Human Capital
Reading “golden age” science fiction one detects a project to replace capitalism with something better, from psycho-history to null-A. At some point this utopian project collapsed and now the only alternative to money is extermination at the hands of bugs and borgs.
The Soviet Union looms as the Big Other in Neuromancer (and later in Virtual Light) perhaps because Gibson can’t imagine anything other than capitalism succeeding. Capitalism has succeeded almost totally in Neuromancer, crushing democracy and instating a kind of neo-serfdom. Medieval serfdom was based on land ownership, while cyber serfdom is based on information ownership. In this age, you probably don’t even know who your king is, and Molly engages Case in her investigation to find out.
Sean Witzke prompted me to finally watch (the excellent) No Maps For These Territories, where Gibson says:
It’s a world where there aren’t families. It’s the world of a young person going out into the wilderness, cities, and sort of in a way creating a family.

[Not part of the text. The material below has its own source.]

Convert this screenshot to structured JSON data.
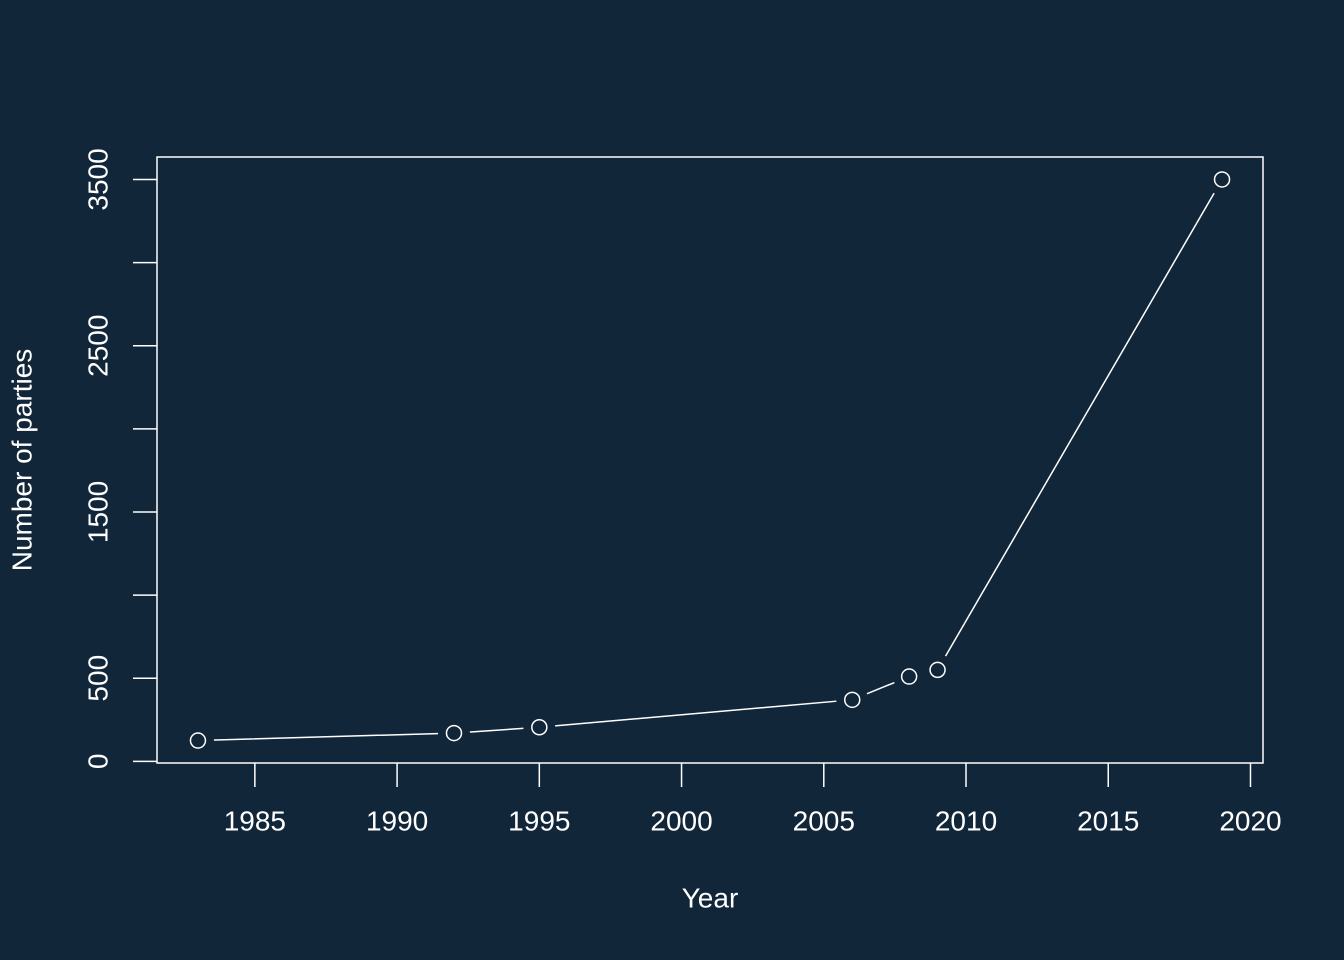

If you went to uni you might recognise the kind of family Case is looking for, a kind of finding of where everyone’s been brought to the same level as you. Some summers it seems like those families are so real they’ll last forever, but then circumstances change, conveniences and alliances change, and the group falls apart. Case loses Linda and Julie, gains Molly and Armitage. Everyone can see it’s never going to work, but Case is living on periphery, it must be very different if you’re working for Sense/Net or the Turing Police. There, family must seem stronger, but it’s just the zaibatsu expanding to make all your time into company time.

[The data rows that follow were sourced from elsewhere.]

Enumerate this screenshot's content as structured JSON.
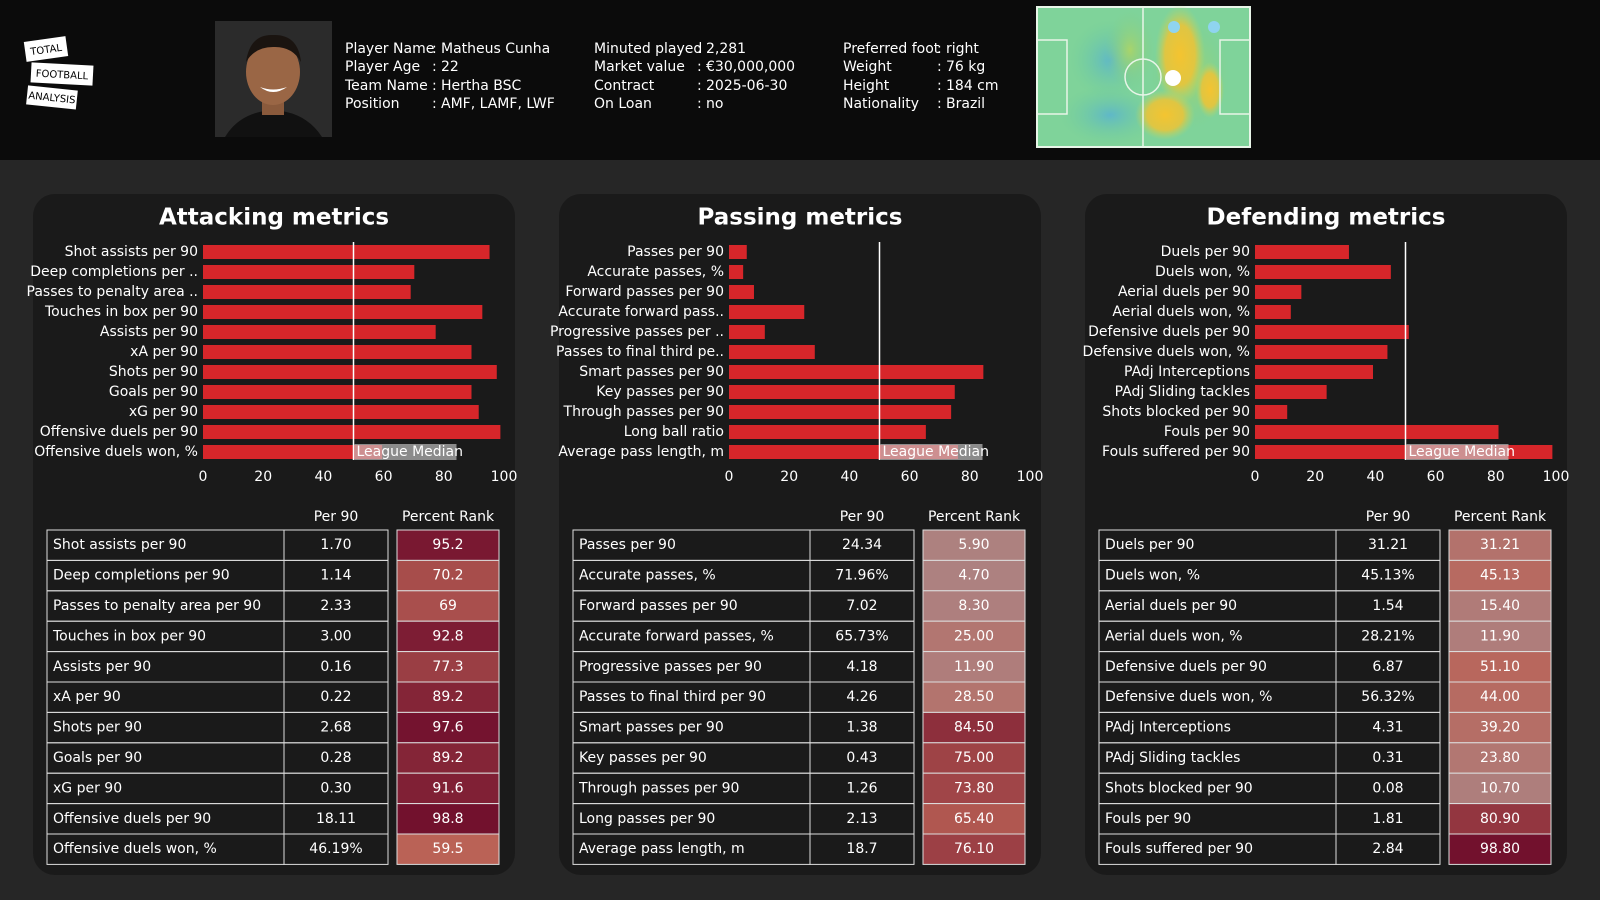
{
  "header": {
    "logo": [
      "TOTAL",
      "FOOTBALL",
      "ANALYSIS"
    ],
    "separator": ":",
    "info_columns": [
      [
        {
          "label": "Player Name",
          "value": "Matheus Cunha"
        },
        {
          "label": "Player Age",
          "value": "22"
        },
        {
          "label": "Team Name",
          "value": "Hertha BSC"
        },
        {
          "label": "Position",
          "value": "AMF, LAMF, LWF"
        }
      ],
      [
        {
          "label": "Minuted played",
          "value": "2,281"
        },
        {
          "label": "Market value",
          "value": "€30,000,000"
        },
        {
          "label": "Contract",
          "value": "2025-06-30"
        },
        {
          "label": "On Loan",
          "value": "no"
        }
      ],
      [
        {
          "label": "Preferred foot",
          "value": "right"
        },
        {
          "label": "Weight",
          "value": "76 kg"
        },
        {
          "label": "Height",
          "value": "184 cm"
        },
        {
          "label": "Nationality",
          "value": "Brazil"
        }
      ]
    ]
  },
  "chart_data": [
    {
      "type": "bar",
      "title": "Attacking metrics",
      "color": "#d7262a",
      "categories": [
        "Shot assists per 90",
        "Deep completions per ..",
        "Passes to penalty area ..",
        "Touches in box per 90",
        "Assists per 90",
        "xA per 90",
        "Shots per 90",
        "Goals per 90",
        "xG per 90",
        "Offensive duels per 90",
        "Offensive duels won, %"
      ],
      "values": [
        95.2,
        70.2,
        69,
        92.8,
        77.3,
        89.2,
        97.6,
        89.2,
        91.6,
        98.8,
        59.5
      ],
      "xlim": [
        0,
        100
      ],
      "xticks": [
        0,
        20,
        40,
        60,
        80,
        100
      ],
      "median": 50,
      "median_label": "League Median"
    },
    {
      "type": "bar",
      "title": "Passing metrics",
      "color": "#d7262a",
      "categories": [
        "Passes per 90",
        "Accurate passes, %",
        "Forward passes per 90",
        "Accurate forward pass..",
        "Progressive passes per ..",
        "Passes to final third pe..",
        "Smart passes per 90",
        "Key passes per 90",
        "Through passes per 90",
        "Long ball ratio",
        "Average pass length, m"
      ],
      "values": [
        5.9,
        4.7,
        8.3,
        25,
        11.9,
        28.5,
        84.5,
        75,
        73.8,
        65.4,
        76.1
      ],
      "xlim": [
        0,
        100
      ],
      "xticks": [
        0,
        20,
        40,
        60,
        80,
        100
      ],
      "median": 50,
      "median_label": "League Median"
    },
    {
      "type": "bar",
      "title": "Defending metrics",
      "color": "#d7262a",
      "categories": [
        "Duels per 90",
        "Duels won, %",
        "Aerial duels per 90",
        "Aerial duels won, %",
        "Defensive duels per 90",
        "Defensive duels won, %",
        "PAdj Interceptions",
        "PAdj Sliding tackles",
        "Shots blocked per 90",
        "Fouls per 90",
        "Fouls suffered per 90"
      ],
      "values": [
        31.21,
        45.13,
        15.4,
        11.9,
        51.1,
        44,
        39.2,
        23.8,
        10.7,
        80.9,
        98.8
      ],
      "xlim": [
        0,
        100
      ],
      "xticks": [
        0,
        20,
        40,
        60,
        80,
        100
      ],
      "median": 50,
      "median_label": "League Median"
    }
  ],
  "tables": [
    {
      "columns": [
        "Per 90",
        "Percent Rank"
      ],
      "rows": [
        [
          "Shot assists per 90",
          "1.70",
          "95.2"
        ],
        [
          "Deep completions per 90",
          "1.14",
          "70.2"
        ],
        [
          "Passes to penalty area per 90",
          "2.33",
          "69"
        ],
        [
          "Touches in box per 90",
          "3.00",
          "92.8"
        ],
        [
          "Assists per 90",
          "0.16",
          "77.3"
        ],
        [
          "xA per 90",
          "0.22",
          "89.2"
        ],
        [
          "Shots per 90",
          "2.68",
          "97.6"
        ],
        [
          "Goals per 90",
          "0.28",
          "89.2"
        ],
        [
          "xG per 90",
          "0.30",
          "91.6"
        ],
        [
          "Offensive duels per 90",
          "18.11",
          "98.8"
        ],
        [
          "Offensive duels won, %",
          "46.19%",
          "59.5"
        ]
      ]
    },
    {
      "columns": [
        "Per 90",
        "Percent Rank"
      ],
      "rows": [
        [
          "Passes per 90",
          "24.34",
          "5.90"
        ],
        [
          "Accurate passes, %",
          "71.96%",
          "4.70"
        ],
        [
          "Forward passes per 90",
          "7.02",
          "8.30"
        ],
        [
          "Accurate forward passes, %",
          "65.73%",
          "25.00"
        ],
        [
          "Progressive passes per 90",
          "4.18",
          "11.90"
        ],
        [
          "Passes to final third per 90",
          "4.26",
          "28.50"
        ],
        [
          "Smart passes per 90",
          "1.38",
          "84.50"
        ],
        [
          "Key passes per 90",
          "0.43",
          "75.00"
        ],
        [
          "Through passes per 90",
          "1.26",
          "73.80"
        ],
        [
          "Long passes per 90",
          "2.13",
          "65.40"
        ],
        [
          "Average pass length, m",
          "18.7",
          "76.10"
        ]
      ]
    },
    {
      "columns": [
        "Per 90",
        "Percent Rank"
      ],
      "rows": [
        [
          "Duels per 90",
          "31.21",
          "31.21"
        ],
        [
          "Duels won, %",
          "45.13%",
          "45.13"
        ],
        [
          "Aerial duels per 90",
          "1.54",
          "15.40"
        ],
        [
          "Aerial duels won, %",
          "28.21%",
          "11.90"
        ],
        [
          "Defensive duels per 90",
          "6.87",
          "51.10"
        ],
        [
          "Defensive duels won, %",
          "56.32%",
          "44.00"
        ],
        [
          "PAdj Interceptions",
          "4.31",
          "39.20"
        ],
        [
          "PAdj Sliding tackles",
          "0.31",
          "23.80"
        ],
        [
          "Shots blocked per 90",
          "0.08",
          "10.70"
        ],
        [
          "Fouls per 90",
          "1.81",
          "80.90"
        ],
        [
          "Fouls suffered per 90",
          "2.84",
          "98.80"
        ]
      ]
    }
  ]
}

And it’s interesting that this is a kind of fantasy that many young people have, and many companies exploit even today. The middle class is absent from this “young man’s book” because manichean youth can’t see how tradition can last. But this tearing down is often accompanied by utopian longing in its building of ad hoc families, and it’s sad that in this novel cyberpunk declared the end of history eight years early.

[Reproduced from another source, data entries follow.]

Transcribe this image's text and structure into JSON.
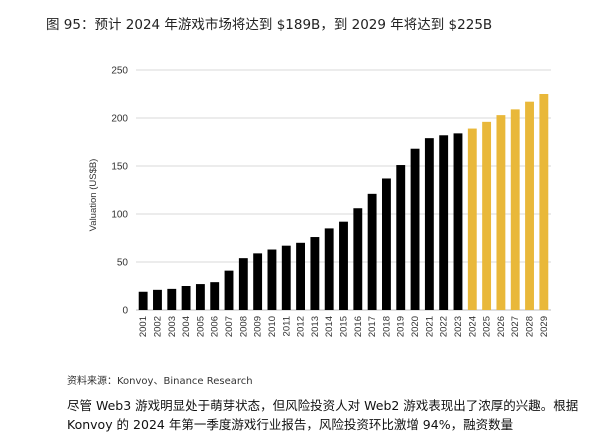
{
  "figure_title": "图 95：预计 2024 年游戏市场将达到 $189B，到 2029 年将达到 $225B",
  "source": "资料来源：Konvoy、Binance Research",
  "body_lines": [
    "尽管 Web3 游戏明显处于萌芽状态，但风险投资人对 Web2 游戏表现出了浓厚的兴趣。根据",
    "Konvoy 的 2024 年第一季度游戏行业报告，风险投资环比激增 94%，融资数量"
  ],
  "colors": {
    "historical": "#000000",
    "forecast": "#e9b83a",
    "grid": "#d9d9d9",
    "axis_text": "#333333"
  },
  "chart_data": {
    "type": "bar",
    "title": "",
    "xlabel": "",
    "ylabel": "Valuation (US$B)",
    "ylim": [
      0,
      250
    ],
    "yticks": [
      0,
      50,
      100,
      150,
      200,
      250
    ],
    "grid": true,
    "categories": [
      "2001",
      "2002",
      "2003",
      "2004",
      "2005",
      "2006",
      "2007",
      "2008",
      "2009",
      "2010",
      "2011",
      "2012",
      "2013",
      "2014",
      "2015",
      "2016",
      "2017",
      "2018",
      "2019",
      "2020",
      "2021",
      "2022",
      "2023",
      "2024",
      "2025",
      "2026",
      "2027",
      "2028",
      "2029"
    ],
    "series": [
      {
        "kind": "historical",
        "values": [
          19,
          21,
          22,
          25,
          27,
          29,
          41,
          54,
          59,
          63,
          67,
          70,
          76,
          85,
          92,
          106,
          121,
          137,
          151,
          168,
          179,
          182,
          184,
          null,
          null,
          null,
          null,
          null,
          null
        ]
      },
      {
        "kind": "forecast",
        "values": [
          null,
          null,
          null,
          null,
          null,
          null,
          null,
          null,
          null,
          null,
          null,
          null,
          null,
          null,
          null,
          null,
          null,
          null,
          null,
          null,
          null,
          null,
          null,
          189,
          196,
          203,
          209,
          217,
          225
        ]
      }
    ]
  }
}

By Thorne Lawler, 2 weeks, 6 days after the fact
A number of my new colleagues have been propositioned by Google in recent years. Some of their colleagues actually accepted such jobs.
The outcome is always the same, to bend a classic horror trope: the techie vanishes into Google, and is never heard from again.
Stories abound of the perks of a job with Google: free employee food-courts, masseurs, laundry service, and impossibly baroque workstations costing as much as a new car.
As Dr Jon once pointed out to me, one misses the point when one calls these ‘perks’. These things are only there to ensure that employees never need to leave the office.
Yes, Google is a way of live, a state of mind, your new home, your family. It’s true. Think carefully about that.